Et du coup, il a fallu trouver un espèce d’équilibre, tu vois. Et cet équilibre, j’ai réussi à le trouver grâce déjà à un podcast que j’ai écouté qui s’appelle « L’art de vivre ». En gros, je me suis posée un peu, je me suis dit « Ok, de quoi j’ai besoin pour passer une bonne semaine? Autant pro que perso. Ok, qu’est-ce qui est vraiment non négociable et qu’est-ce qui, au contraire, ne me plaît pas du tout? »

Moi, ce qui ne me plaisait pas, c’est d’avoir des appels tous les jours.

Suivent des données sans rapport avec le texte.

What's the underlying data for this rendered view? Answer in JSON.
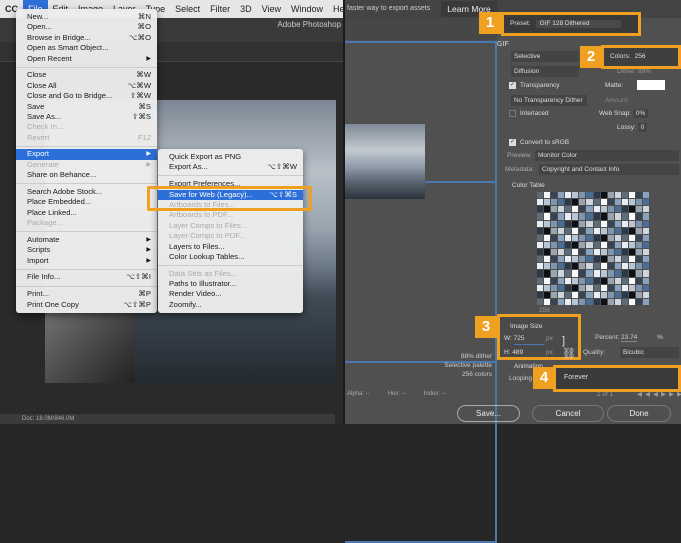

Donc, je me suis dit « Principe non négociable, avoir au moins trois jours dans la semaine où je n’ai aucun appel et presque aucune réunion où je peux me focus sur ce que je veux faire, ma création de contenu et sur le fait d’organiser mon temps comme j’en ai envie. »

Et à chaque fois, je me disais « Ok, par exemple, un des principes que j’ai, je déteste travailler gratuitement et j’ai le principe de ne pas travailler gratuitement. » Et au contraire, quand tu te lances, surtout au début, tu lances ta boîte, tout le monde me dit « Tu peux venir faire une conférence, tu peux venir ici. » Et ça va très vite de dire « Oui » beaucoup à des choses qui vont t’éloigner de tes objectifs et surtout, parce qu’à vouloir dire oui tout le temps et à vouloir être super sympa, tu te rends compte que tu as peut-être dit trop oui et aussi, tu ne t’es pas assez fait payer pour la valeur que tu as donnée.

Tu as mentionné que tu te posais des questions au début de la semaine aussi. Est-ce que tu as des pratiques de journaling pour genre te guider puis vraiment avoir une vue d’ensemble de où est-ce que tu t’en vas avec plus de conscience ou d’intention?

Oui, énormément. Je fais beaucoup ça et je fais aussi beaucoup de mind-up. Beaucoup, beaucoup de mind-up. Ça m’aide, en fait, tu vois, j’ai tellement d’idées dans la tête que ça m’aide à les poser et à faire ma toile d’araignée et à me dire « Ok, aujourd’hui, je suis là, j’aimerais aller là, dans mes rêves les plus fous, je dirais ici, comment je fais pour arriver là. » Et ça me permet de poser ce qu’il y a dans la tête.

Exactement, quand tu es capable de voir. Je comprends, il y a des gens qui sont aussi beaucoup plus visuels. Quand il y a trop de concepts dans la tête, c’est comme flou, c’est dans les nuages quelque part. Dès que c’est sur papier, il y a des lignes qui sont entre eux, tu sais.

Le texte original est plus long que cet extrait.